The way to discourage terrorism (understanding that there are no guarantees in life!) is through competent and well-resourced law enforcement at home, and cooperation with, and pressure on, governments abroad.

Law enforcement has handled things like the 1920 Wall Street Bombing, the McVeigh case, the Atlanta bombings, the Unabomber, and even the 1993 World Trade Center bombing.

The military should be reserved to smack down those governments which threaten the US by sponsoring terrorism, not necessarily to go after the terrorists themselves; the military is a national instrument, it operates on the national level.  That’s why the US bombed Libya in 1986 (retaliation for the Lockerbie bombing); why the US sent cruise missiles into Sudan and Afghanistan in 1998 (retaliation for the attacks on our embassies in Tanzania and Kenya); and why the US removed the Taliban from power in 2001. 

Bin Laden is not important.  The governments that might allow him an operational base are.  

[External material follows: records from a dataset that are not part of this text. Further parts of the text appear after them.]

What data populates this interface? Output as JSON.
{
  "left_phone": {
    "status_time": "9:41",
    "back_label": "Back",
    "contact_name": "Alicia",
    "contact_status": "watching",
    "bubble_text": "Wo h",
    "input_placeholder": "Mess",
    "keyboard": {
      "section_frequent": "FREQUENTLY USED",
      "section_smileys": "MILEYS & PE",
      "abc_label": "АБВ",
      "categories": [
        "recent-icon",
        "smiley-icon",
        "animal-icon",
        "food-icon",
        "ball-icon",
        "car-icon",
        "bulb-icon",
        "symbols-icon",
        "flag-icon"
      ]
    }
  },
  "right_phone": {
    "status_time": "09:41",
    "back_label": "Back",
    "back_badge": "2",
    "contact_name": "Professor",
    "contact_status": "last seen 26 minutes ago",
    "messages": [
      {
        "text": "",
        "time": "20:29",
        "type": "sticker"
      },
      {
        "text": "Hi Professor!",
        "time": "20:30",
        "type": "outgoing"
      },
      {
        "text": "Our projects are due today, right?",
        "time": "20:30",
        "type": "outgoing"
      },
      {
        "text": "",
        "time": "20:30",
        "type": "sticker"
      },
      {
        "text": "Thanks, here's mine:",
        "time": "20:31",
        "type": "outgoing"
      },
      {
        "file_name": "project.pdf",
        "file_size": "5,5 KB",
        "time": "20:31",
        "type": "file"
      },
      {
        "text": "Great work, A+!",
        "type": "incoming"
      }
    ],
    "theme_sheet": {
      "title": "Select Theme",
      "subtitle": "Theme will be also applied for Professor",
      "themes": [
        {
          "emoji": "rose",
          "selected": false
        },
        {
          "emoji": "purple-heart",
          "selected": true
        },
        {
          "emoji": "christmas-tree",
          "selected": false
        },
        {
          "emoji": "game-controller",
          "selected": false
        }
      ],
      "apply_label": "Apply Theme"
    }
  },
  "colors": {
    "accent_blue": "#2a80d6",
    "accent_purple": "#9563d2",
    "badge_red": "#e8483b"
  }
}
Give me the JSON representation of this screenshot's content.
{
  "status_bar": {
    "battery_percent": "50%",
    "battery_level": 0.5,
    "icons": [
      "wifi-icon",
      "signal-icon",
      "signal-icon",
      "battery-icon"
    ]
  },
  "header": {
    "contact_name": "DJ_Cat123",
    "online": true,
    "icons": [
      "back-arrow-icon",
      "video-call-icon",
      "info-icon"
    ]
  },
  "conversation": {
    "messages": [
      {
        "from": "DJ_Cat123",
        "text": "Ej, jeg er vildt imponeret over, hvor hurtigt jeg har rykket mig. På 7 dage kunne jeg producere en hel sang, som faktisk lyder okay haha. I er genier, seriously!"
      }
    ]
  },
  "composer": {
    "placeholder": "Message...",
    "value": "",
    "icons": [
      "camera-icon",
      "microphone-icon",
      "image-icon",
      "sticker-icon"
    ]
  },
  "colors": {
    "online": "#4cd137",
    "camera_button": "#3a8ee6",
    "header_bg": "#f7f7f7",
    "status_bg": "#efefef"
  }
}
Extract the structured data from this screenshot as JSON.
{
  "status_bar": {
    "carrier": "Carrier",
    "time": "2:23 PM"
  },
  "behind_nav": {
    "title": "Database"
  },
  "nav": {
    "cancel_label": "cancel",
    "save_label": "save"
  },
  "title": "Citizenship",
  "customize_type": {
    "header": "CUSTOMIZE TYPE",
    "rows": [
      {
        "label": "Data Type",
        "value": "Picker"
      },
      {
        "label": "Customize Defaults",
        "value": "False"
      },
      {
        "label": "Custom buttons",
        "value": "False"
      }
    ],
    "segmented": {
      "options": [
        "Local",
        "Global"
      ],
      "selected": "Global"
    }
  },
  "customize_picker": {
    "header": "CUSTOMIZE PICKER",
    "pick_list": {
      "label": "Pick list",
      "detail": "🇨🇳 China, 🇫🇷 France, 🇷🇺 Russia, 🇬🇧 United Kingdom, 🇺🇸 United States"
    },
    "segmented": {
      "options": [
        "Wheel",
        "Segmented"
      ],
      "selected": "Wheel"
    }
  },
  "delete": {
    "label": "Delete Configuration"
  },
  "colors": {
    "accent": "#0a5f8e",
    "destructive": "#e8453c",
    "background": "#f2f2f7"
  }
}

By Lila Kuh on 10/13/2009 7:47 am
F P
Do you realize that the only terrorist that we know about that Homeland Security has ever caught was the crazy shoe bomber? What is anything is this organization doing? The FBI is doing a much better job.  I agree Bin Ladin is no longer important. What is important is the rise of Al Qaeda in Africa. Afghanistan is not stable nor will it ever be, not without a tremendous occupying force to keep it so. Are we ready to do that? Those people are still living in the 10th century or earlier.  It’s a tribal situation much worse than Iraq. And where as I stated earlier on this threaad will we get the troops? Afghanistan is not called the graveyard of empires for nothing.  Just ask the Brits and the Russians.